Data regarding pharmacotherapy of schizophrenia with obsessive-compulsive symptoms/OCD is scarce and is based on case reports and small, mostly uncontrolled clinical trials. There is a general consensus that compared with non-OCD schizophrenia, schizo-obsessive disorder is difficult to treat. Conventional antipsychotic agents are generally ineffective in schizophrenia with OCD, presumably because of their limited serotonergic properties.34 The role of atypical antipsychotics in patients with schizo-obsessive disorder remains controversial, with reports indicating that clozapine, olanzapine, and risperidone may induce de novo or aggravate preexisting obsessive-compulsive symptoms of OCD in patients with schizophrenia.35 At the same time, preliminary evidence indicates that clozapine and olanzapine, either alone or in combination with SSRIs, may alleviate both schizophrenic and obsessive-compulsive symptoms in some patients who have OCD with comorbid schizophrenia.31,36

Well-designed, large-scale, placebo-controlled studies of schizophrenia-OCD are still lacking. In the absence of evidence-based data, my colleagues and I summarize our recommendations for the therapeutic management of schizo-obsessive disorder in the Table.31

Obsessive-compulsive symptoms in schizophrenia should be considered a target for therapeutic intervention only when their severity is of clinical significance.

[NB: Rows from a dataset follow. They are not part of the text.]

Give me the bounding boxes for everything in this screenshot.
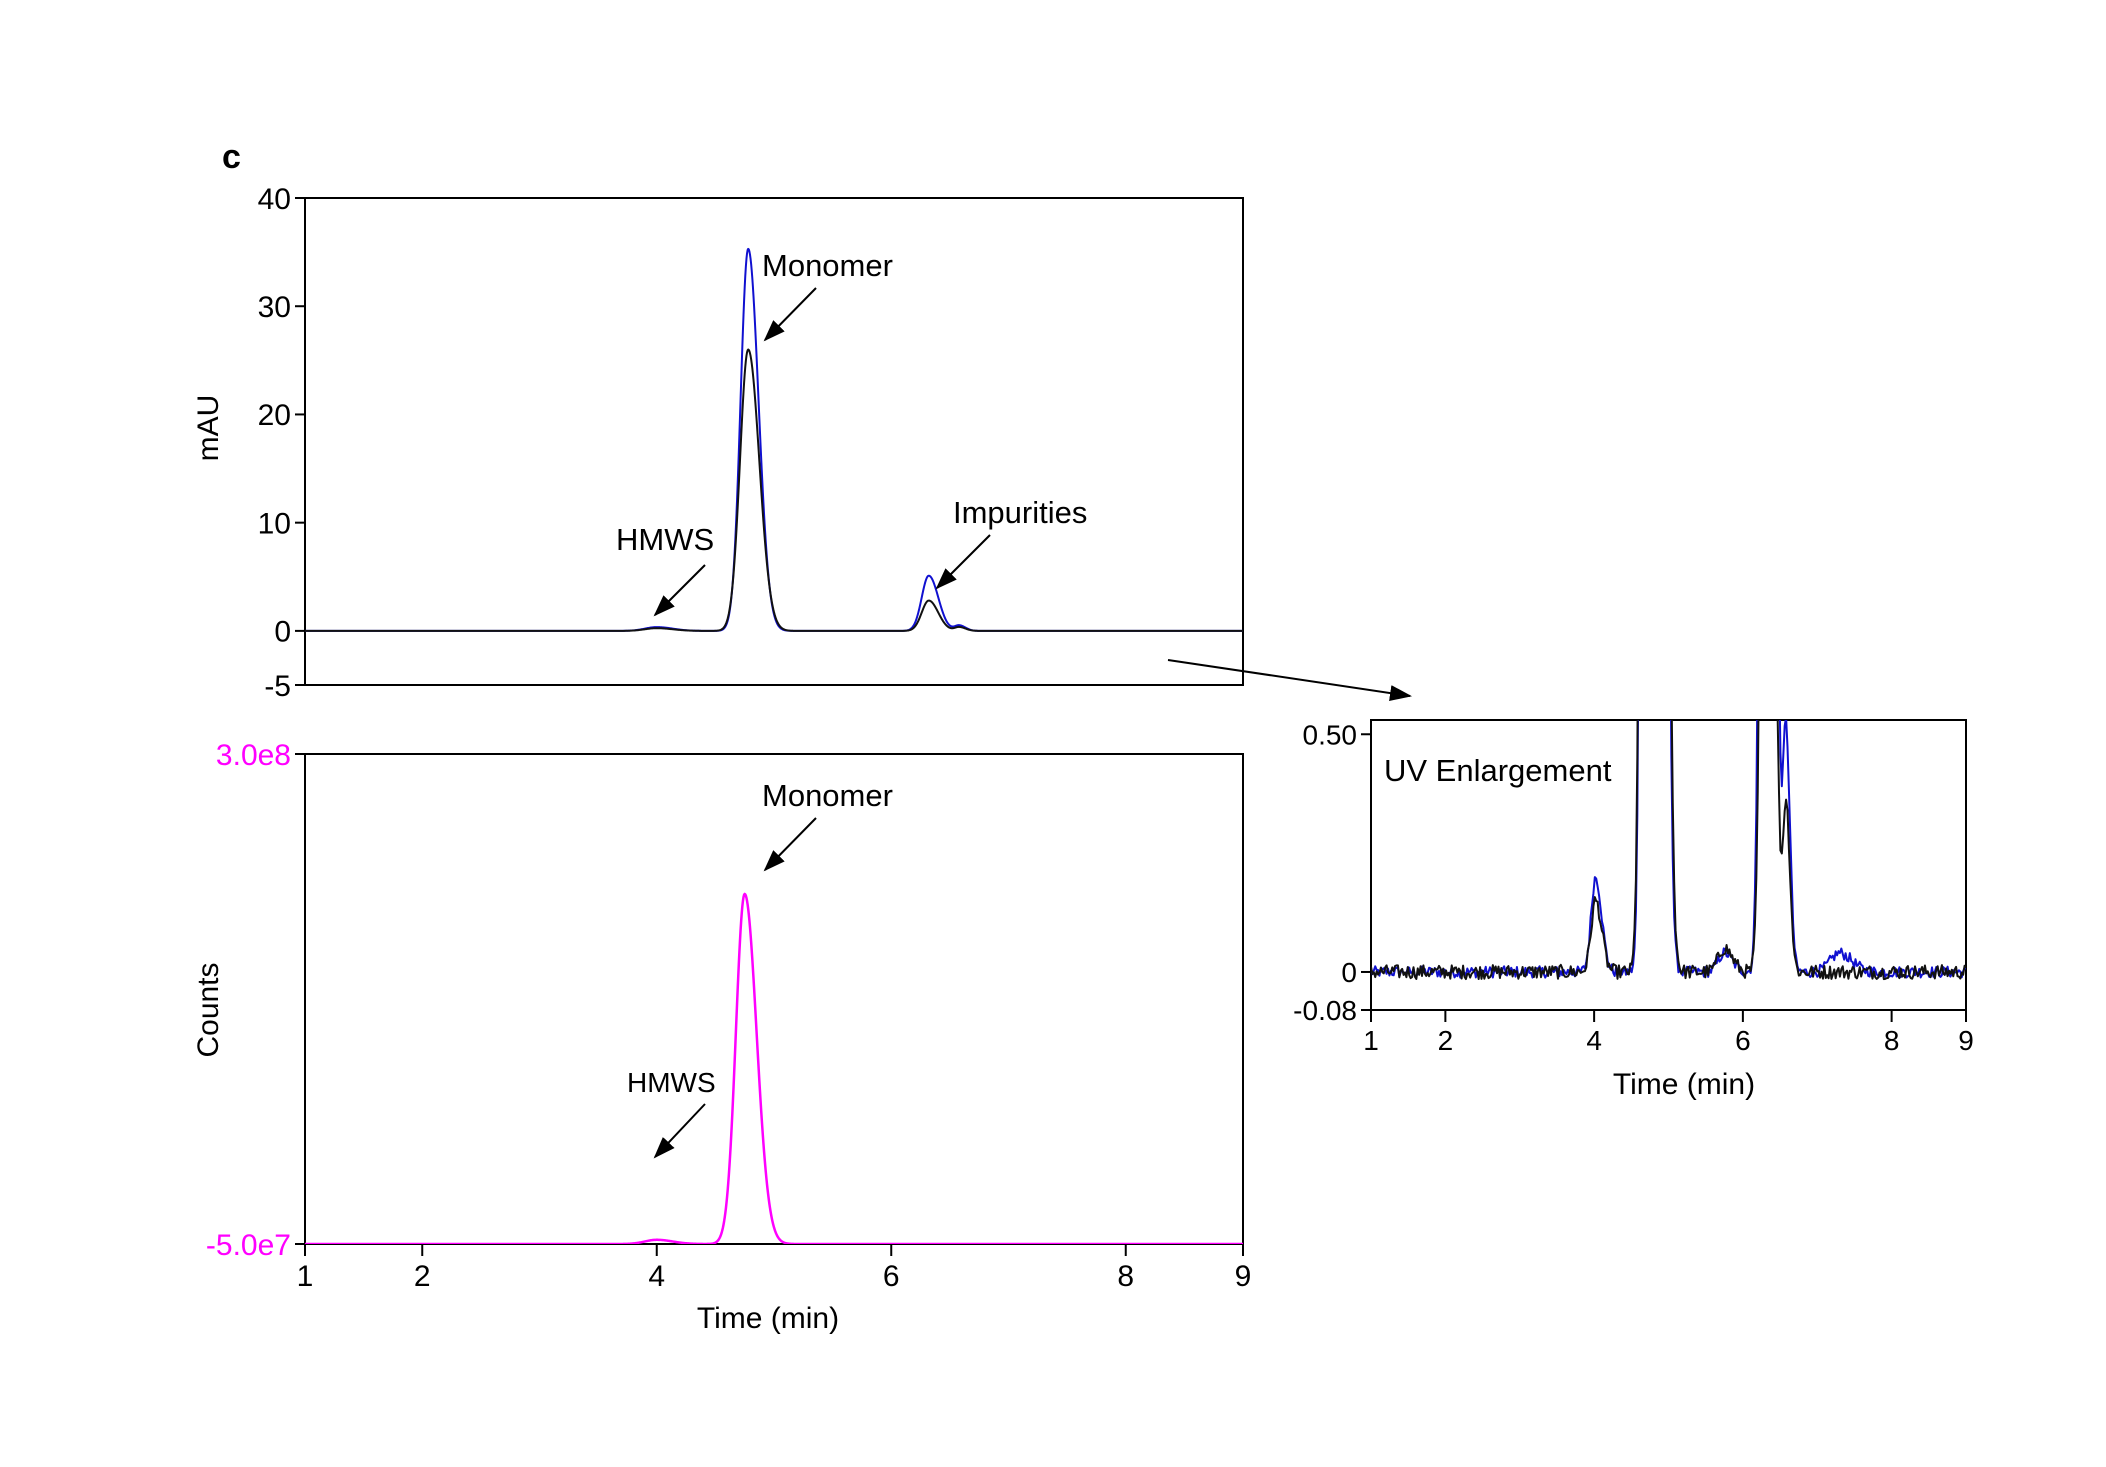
enlargement-x-tick-label: 6 (1735, 1025, 1751, 1056)
ms-traces (305, 892, 1243, 1244)
uv-traces (305, 247, 1243, 632)
ms-x-tick-label: 8 (1117, 1260, 1134, 1293)
ms-annotation-hmws: HMWS (627, 1067, 716, 1098)
ms-x-tick-label: 4 (648, 1260, 665, 1293)
panel-label: c (222, 138, 241, 176)
ms-x-ticks: 1 2 4 6 8 9 (297, 1244, 1252, 1293)
ms-x-tick-label: 9 (1235, 1260, 1252, 1293)
uv-impurities-arrow (935, 534, 991, 590)
enlargement-y-tick-label: 0 (1341, 957, 1357, 988)
ms-hmws-arrow (653, 1103, 706, 1159)
ms-monomer-arrow (763, 817, 817, 872)
uv-y-tick-label: 30 (258, 291, 291, 324)
uv-annotation-monomer: Monomer (762, 248, 893, 283)
enlargement-traces (1371, 720, 1966, 981)
uv-y-tick-label: 40 (258, 183, 291, 216)
enlargement-y-ticks: -0.08 0 0.50 (1293, 719, 1371, 1026)
uv-annotation-impurities: Impurities (953, 495, 1087, 530)
ms-y-ticks: -5.0e7 3.0e8 (206, 739, 305, 1262)
ms-x-axis-label: Time (min) (697, 1302, 839, 1335)
uv-chart: -5 0 10 20 30 40 mAU Monomer HMWS Impurities (192, 183, 1244, 703)
enlargement-x-ticks: 1 2 4 6 8 9 (1363, 1010, 1974, 1056)
enlargement-x-tick-label: 4 (1586, 1025, 1602, 1056)
uv-y-ticks: -5 0 10 20 30 40 (258, 183, 305, 703)
enlargement-connector-arrow (1167, 659, 1412, 701)
ms-x-tick-label: 1 (297, 1260, 314, 1293)
uv-y-axis-label: mAU (192, 395, 225, 462)
ms-chart: -5.0e7 3.0e8 1 2 4 6 8 9 Counts Time (min) Mon… (192, 739, 1251, 1335)
ms-annotation-monomer: Monomer (762, 778, 893, 813)
enlargement-x-tick-label: 2 (1438, 1025, 1454, 1056)
ms-y-tick-label: 3.0e8 (216, 739, 291, 772)
ms-y-axis-label: Counts (192, 962, 225, 1057)
enlargement-trace-blue (1371, 720, 1966, 979)
uv-y-tick-label: -5 (264, 670, 291, 703)
ms-annotations: Monomer HMWS (627, 778, 893, 1159)
ms-y-tick-label: -5.0e7 (206, 1229, 291, 1262)
uv-monomer-arrow (763, 287, 817, 342)
enlargement-y-tick-label: 0.50 (1303, 719, 1358, 750)
uv-annotations: Monomer HMWS Impurities (616, 248, 1087, 617)
uv-y-tick-label: 0 (274, 616, 291, 649)
ms-x-tick-label: 2 (414, 1260, 431, 1293)
enlargement-trace-black (1371, 720, 1966, 981)
ms-plot-frame (304, 753, 1244, 1245)
enlargement-plot-frame (1370, 719, 1967, 1011)
enlargement-x-tick-label: 1 (1363, 1025, 1379, 1056)
ms-trace-magenta (305, 892, 1243, 1244)
uv-hmws-arrow (653, 564, 706, 617)
enlargement-x-tick-label: 8 (1884, 1025, 1900, 1056)
enlargement-y-tick-label: -0.08 (1293, 995, 1357, 1026)
uv-plot-frame (304, 197, 1244, 686)
uv-annotation-hmws: HMWS (616, 522, 714, 557)
uv-trace-black (305, 348, 1243, 632)
ms-x-tick-label: 6 (883, 1260, 900, 1293)
enlargement-chart: -0.08 0 0.50 1 2 4 6 8 9 UV Enlargement Time (m… (1293, 719, 1974, 1101)
enlargement-x-tick-label: 9 (1958, 1025, 1974, 1056)
uv-y-tick-label: 10 (258, 507, 291, 540)
enlargement-x-axis-label: Time (min) (1613, 1068, 1755, 1101)
uv-y-tick-label: 20 (258, 399, 291, 432)
enlargement-title: UV Enlargement (1384, 753, 1612, 788)
uv-trace-blue (305, 247, 1243, 632)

SSRIs or clomipramine for the treatment of obsessive-compulsive symptoms should be initiated only in neuroleptic-stabilized patients. In addition, patients with schizo-obsessive disorder and a history of impulsivity and aggressiveness may be at higher risk for psychotic exacerbation when taking adjunctive SSRIs. Careful evaluation of the potential risks and benefits of adjunc-tive pharmacotherapy in patients with schizo-obsessive disorder is a prerequisite for successful pharmacotherapy.

Conclusion

Delineation of phenomenologically distinct subtypes of OCD may facilitate a search for their effective management. Subtypes of OCD, namely OCD-schizotypal, OCD with poor insight, hoarding OCD and the schizo-obsessive subtype, may be placed on a putative schizophrenia-OCD axis, whereas tic-related OCD most likely represents a pathophysiologically distinct subgroup. It seems that these OCD subtypes share diminished response to standard pharmacological interventions, a putative therapeutic efficacy of antipsychotic augmentation and, most probably, an involvement of the dopaminergic system. Patients from the described subgroups may benefit from consultation in specialized centers for diagnostic reevaluation and intensive combined therapy.